Google Fiber is a nice business opportunity for them, but that requires infrastructure. This comes with none of that. It's not even a precursor to Google Fiber rollout. Either they are getting a similar-quality leased line to _one_ place, or it's just an ad. And even if the Starbucks uplink is "Google Fiber", the wireless connection itself will be a huge bottleneck, as it always is when you have more than around five devices communicating at once.



> Or is Google's level of involvement that they have paid for an ad in the SSID?

They're paying for the increased speeds in exchange for the ad, yes. It seems pretty clear to me that Google wants to brand itself with the word 'fast'. This goes as far back as the original Chrome commercials. I think it's rather smart.


> It seems pretty clear to me that Google wants to brand itself with the word 'fast'.

And it's rather peculiar that we all associate AT&T with 'mediocre' thanks to their Starbucks wifi sponsorship.


I've actually never thought of AT&T as 'mediocre' because of a Starbucks relationship. I view them as 'mediocre' due to a decade of terrible, unreliable, and spotty cellular service. It's amazing what service we'll put up with just because all of our friends and family are using that same provider.


It sounds like Google is outsourcing the connectivity to Level 3. Essentially you'll have Google branded L3 wifi.


Wayport (the outfit that AT&T acquired to do its public access WiFi play) also used Level 3.

Source: I was the Wayport CTO.

edit: I said Google acquired Wayport. It was AT&T.


What I'm saying is that I think they are using Level 3 for the whole stack, not just circuits. I think L3 is doing the captive portal and everything else. I could be wrong though.


What makes you think there will be a c(r)aptive portal?

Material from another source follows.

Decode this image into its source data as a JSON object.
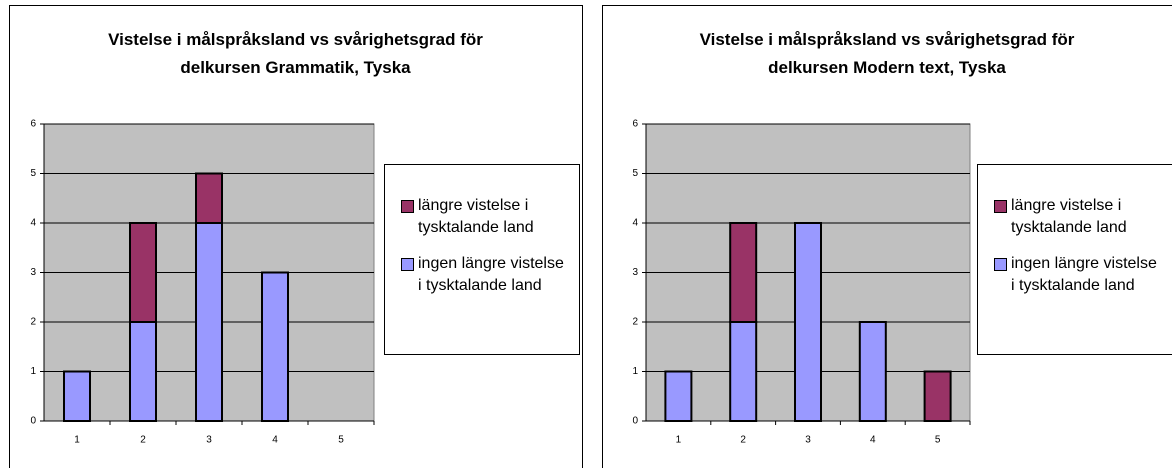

Do you really think Starbucks would give up its captive portal? Have you seen it? It's full of Starbucks branding and content. I don't see that aspect disappearing with the new provider.


Sounds straightforward to me -- Google is subsidizing the installation of faster, free wifi at all Starbucks. If you are asking what Google gets out of it, probably good PR, their name in the network SSID, and of course, the more people use the internet (on average) the more money google makes.


> the more people use the internet (on average) the more money google makes.

People tend to forget about these indirect effects - changes in habits, behaviours, economies. Anything leading to "more internet" or "more computer" in our lives will, almost certainly, lead to more revenues for Google.


Also, something I didn't think about, but if this push forces other companies to follow suit, and makes free wifi more standard, then this indirect effect could be pretty big.